Like an obstinate nightmare, Kashmir has returned to haunt India’s political discourse, in this third consecutive summer of massive protests. For almost two months now we are witnessing the brazen  courage of Kashmiri youth, armed with stones in their hands, in groups of no more than a few hundred at a time, taking on Kashmir’s much vaunted “security grid”. This carefully welded network deploys at least 6,00,000 soldiers in uniform, and another 1,00,000 “civilian” intelligence and surveillance operatives. But pinned down by this summer’s showers of carefully aimed rocks, the grid has begun to appear clumsy and vulnerable.
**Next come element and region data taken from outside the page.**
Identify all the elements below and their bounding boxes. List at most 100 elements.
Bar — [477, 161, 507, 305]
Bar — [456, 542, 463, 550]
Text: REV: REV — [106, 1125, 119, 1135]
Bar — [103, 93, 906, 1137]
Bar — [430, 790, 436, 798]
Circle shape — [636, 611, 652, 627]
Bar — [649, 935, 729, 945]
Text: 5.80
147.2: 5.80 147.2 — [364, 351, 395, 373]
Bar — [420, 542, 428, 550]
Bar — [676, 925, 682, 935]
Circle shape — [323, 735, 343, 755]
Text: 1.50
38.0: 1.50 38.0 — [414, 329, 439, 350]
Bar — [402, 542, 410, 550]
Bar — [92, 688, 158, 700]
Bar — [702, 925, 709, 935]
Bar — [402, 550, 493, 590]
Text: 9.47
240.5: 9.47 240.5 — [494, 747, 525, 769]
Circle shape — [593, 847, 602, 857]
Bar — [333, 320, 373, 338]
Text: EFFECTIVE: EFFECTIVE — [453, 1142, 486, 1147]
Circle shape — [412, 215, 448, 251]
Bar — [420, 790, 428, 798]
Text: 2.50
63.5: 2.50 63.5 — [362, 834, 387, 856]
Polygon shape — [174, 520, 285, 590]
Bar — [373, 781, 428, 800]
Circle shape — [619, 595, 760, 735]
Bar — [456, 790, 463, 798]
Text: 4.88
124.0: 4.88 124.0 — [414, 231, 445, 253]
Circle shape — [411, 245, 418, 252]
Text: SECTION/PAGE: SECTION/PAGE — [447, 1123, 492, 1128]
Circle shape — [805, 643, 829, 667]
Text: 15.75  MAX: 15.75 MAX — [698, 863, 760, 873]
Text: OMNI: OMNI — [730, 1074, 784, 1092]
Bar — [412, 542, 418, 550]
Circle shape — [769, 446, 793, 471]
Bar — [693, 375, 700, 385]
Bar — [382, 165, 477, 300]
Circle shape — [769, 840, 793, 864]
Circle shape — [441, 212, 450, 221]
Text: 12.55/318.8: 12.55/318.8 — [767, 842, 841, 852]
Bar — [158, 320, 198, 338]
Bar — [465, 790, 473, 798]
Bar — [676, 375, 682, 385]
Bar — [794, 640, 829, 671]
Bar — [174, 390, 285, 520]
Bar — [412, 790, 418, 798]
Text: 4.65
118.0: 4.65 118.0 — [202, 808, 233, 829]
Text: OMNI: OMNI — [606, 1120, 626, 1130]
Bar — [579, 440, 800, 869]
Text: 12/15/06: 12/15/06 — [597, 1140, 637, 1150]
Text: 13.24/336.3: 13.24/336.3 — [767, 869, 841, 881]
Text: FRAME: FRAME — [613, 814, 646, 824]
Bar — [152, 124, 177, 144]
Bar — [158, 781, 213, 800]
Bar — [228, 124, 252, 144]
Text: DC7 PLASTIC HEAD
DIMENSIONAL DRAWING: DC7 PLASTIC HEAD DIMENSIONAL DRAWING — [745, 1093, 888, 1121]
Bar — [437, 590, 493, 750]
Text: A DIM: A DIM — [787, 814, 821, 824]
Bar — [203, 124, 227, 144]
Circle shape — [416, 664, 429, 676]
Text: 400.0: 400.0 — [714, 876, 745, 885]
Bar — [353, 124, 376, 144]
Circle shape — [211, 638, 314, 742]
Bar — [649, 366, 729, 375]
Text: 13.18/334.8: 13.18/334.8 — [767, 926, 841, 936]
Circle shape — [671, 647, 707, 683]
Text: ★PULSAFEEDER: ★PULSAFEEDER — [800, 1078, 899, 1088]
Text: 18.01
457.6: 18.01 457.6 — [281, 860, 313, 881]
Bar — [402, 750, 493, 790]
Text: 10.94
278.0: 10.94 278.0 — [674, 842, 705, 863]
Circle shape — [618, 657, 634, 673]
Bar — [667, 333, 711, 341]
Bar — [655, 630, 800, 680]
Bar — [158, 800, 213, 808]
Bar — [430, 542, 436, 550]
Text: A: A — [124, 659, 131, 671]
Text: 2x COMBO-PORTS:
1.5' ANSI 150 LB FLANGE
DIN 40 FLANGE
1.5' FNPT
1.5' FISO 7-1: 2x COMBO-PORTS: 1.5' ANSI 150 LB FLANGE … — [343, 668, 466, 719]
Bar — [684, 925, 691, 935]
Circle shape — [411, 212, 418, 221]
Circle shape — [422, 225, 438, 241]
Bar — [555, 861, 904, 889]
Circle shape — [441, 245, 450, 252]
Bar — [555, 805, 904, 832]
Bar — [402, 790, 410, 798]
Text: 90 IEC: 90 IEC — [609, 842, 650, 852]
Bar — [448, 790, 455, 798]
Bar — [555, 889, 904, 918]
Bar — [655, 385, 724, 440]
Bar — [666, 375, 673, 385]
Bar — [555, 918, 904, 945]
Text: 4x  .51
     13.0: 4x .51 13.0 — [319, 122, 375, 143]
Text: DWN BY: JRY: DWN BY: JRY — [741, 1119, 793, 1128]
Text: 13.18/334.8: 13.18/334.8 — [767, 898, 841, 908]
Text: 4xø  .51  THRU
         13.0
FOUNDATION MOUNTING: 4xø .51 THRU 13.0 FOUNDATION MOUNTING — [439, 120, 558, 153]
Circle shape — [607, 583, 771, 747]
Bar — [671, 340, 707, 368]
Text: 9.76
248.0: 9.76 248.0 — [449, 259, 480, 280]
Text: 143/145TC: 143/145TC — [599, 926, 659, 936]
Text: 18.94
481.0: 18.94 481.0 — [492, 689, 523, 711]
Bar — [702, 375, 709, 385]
As the sang-bazan, the stone-pelters, insolently stormed into prime time, they brought with them an intensity that made the newspaper pundits, and the usual chorus of television-studio experts, briefly wilt. Images of boys as young as nine and ten being dragged off into police vehicles, or shot dead by the paramilitary forces, have begun to dent conventional truisms about what is happening in Kashmir. Startling photographs of middle-aged (and middle class) women in the ranks of the stone-pelting protesters have also destabilised those who have hidden behind a morbid panic of the “Islamists”, or the fear of Pakistan’s venality, to obscure their understanding of events in the Valley. Although reluctant to grant this uprising the same political pedigree, at least some Indians seem to be curling their tongues around the word intifada. On the whole, the David and Goliath disproportion of the protests, and its sheer effrontery, has begun to capture the imagination of a growing number of people in India.  So beyond their furious defiance, what are Kashmir’s stone-pelters saying to us?